Un tool kit, una borsa utensili come la chiama il pragmatismo anglosassone. Perché in giro per il mondo ci sono utensili di questo tipo prodotti e gestiti da televisioni pubbliche (Pbs americana e Bbc inglese), dall’Unesco, dal terzo settore e da piattaforme digitali indipendenti che lavorando su pensiero critico, resilienza e impegno civico possono fornire un quadro di riferimento su come analizzare le notizie, interrogare i media e l’informazione in genere. Ponendosi anche il problema di come rendere migliore la pratica dei media perché la dis-informazione non viene solo dalla volontà di qualche ente ma anche della imperizia di chi dovrebbe gestirla.

Cosa serve in fondo? Serve imparare a fare informazione, come gli Student Reporting Labs della Tv pubblica americana PBS, laboratori all’incrocio fra Media Literacy e azione di comunità che insegnano a studenti e docenti a costruire video di impatto su notizie relative a temi importanti per la loro comunità di riferimento e che vengono diffusi da reti locali e dal TG della rete nazionale Pbs. O come il Bbc Young Reporter che opera in partnership con scuole, università, organizzazioni giovanili e soggetti del terzo settore, offrendo tutte le risorse che servono a insegnare le competenze di base per creare informazione e comprendere i media in un contesto di discussione collettiva sulle scelte da fare e i relativi meccanismi decisionali.

E per combattere le notizie false, la cattiva informazione e la dis-informazione serve un monitoraggio attendibile che identifichi immediatamente chi diffonde e rilancia notizie non attendibili. Come il sito NewsGuard, dove un team di analisti 24×7 assegna un bollino rosso o uno verde a più di duemila siti, pubblicando brevi schede sintetiche esplicative, un approccio che aiuta gli studenti a fare fact checking e analisi delle fonti. O una guida rapida e accurata alla verifica di una informazione come IJ Net che indica come procedere passo dopo passo. Ma anche insegnare a porre le domande sui punti critici fin dalla primaria come fa NewsWise, un modulo formativo di tre settimane che insegna come porre le domande su tre temi: capire le notizie, navigare in modo critico intorno alle notizie, come dare le notizie. Servono altre risorse formative come quelle del National Literacy Trust a disposizione di docenti, genitori, biblioteche per aiutarli a fornire le competenze alfabetiche necessarie a vivere nel mondo digitale.
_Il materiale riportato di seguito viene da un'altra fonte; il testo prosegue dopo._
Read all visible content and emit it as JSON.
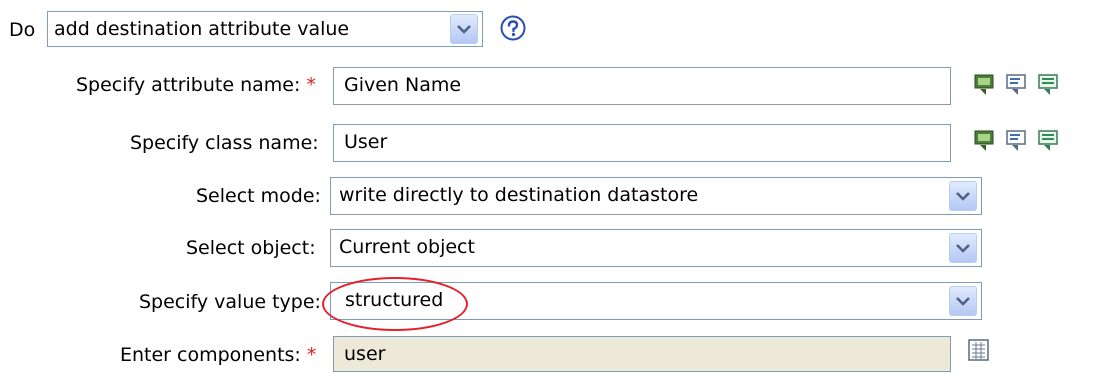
{
  "action": {
    "do_label": "Do",
    "value": "add destination attribute value",
    "help_icon": "question-mark-icon"
  },
  "rows": {
    "attr_name": {
      "label": "Specify attribute name:",
      "required": "*",
      "value": "Given Name"
    },
    "class_name": {
      "label": "Specify class name:",
      "value": "User"
    },
    "mode": {
      "label": "Select mode:",
      "value": "write directly to destination datastore"
    },
    "object": {
      "label": "Select object:",
      "value": "Current object"
    },
    "value_type": {
      "label": "Specify value type:",
      "value": "structured"
    },
    "components": {
      "label": "Enter components:",
      "required": "*",
      "value": "user"
    }
  },
  "icons": {
    "browse": "schema-browser-icon",
    "select": "select-attribute-icon",
    "edit": "edit-attribute-icon",
    "editor": "component-editor-icon"
  },
  "colors": {
    "field_border": "#7f9db9",
    "readonly_bg": "#ece9d8",
    "required": "#e02020",
    "highlight": "#e4202a"
  }
}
O Media Lens che mette a confronto la versione di un evento fornita dai media con fatti e opinioni credibili di giornalisti, accademici e scienziati, per non fermarsi alla prima lettura ma andare più a fondo evitando il pregiudizio di conferma tipico della ricerca di informazioni su internet. O ancora il manuale dell’Unesco Fight Fake News che esplora la natura stessa del giornalismo, o le migliaia di esempi di propaganda e verità contraffatta messi sul web da piattaforme, come Mind Over Media, dove gli utenti possono caricare esempi tratti dalla loro vita quotidiana, esaminarli e discuterli con altri, assegnando un punteggio al loro impatto potenziale.

Gli esempi non mancano anche in Italia Il Post o l’Italian Digital Media Observatory. Tuttavia nel nostro Paese purtroppo la materia Media Studies non appartiene in alcun modo al curriculum scolastico, né i media pubblici come Rai se ne sono mai occupati in maniera proattiva. Fa ben sperare il fatto che il sistema delle Biblioteche pubbliche della città di Milano ha recentemente firmato un accordo per l’utilizzo di NewsGuard.  Yes we can… si può fare.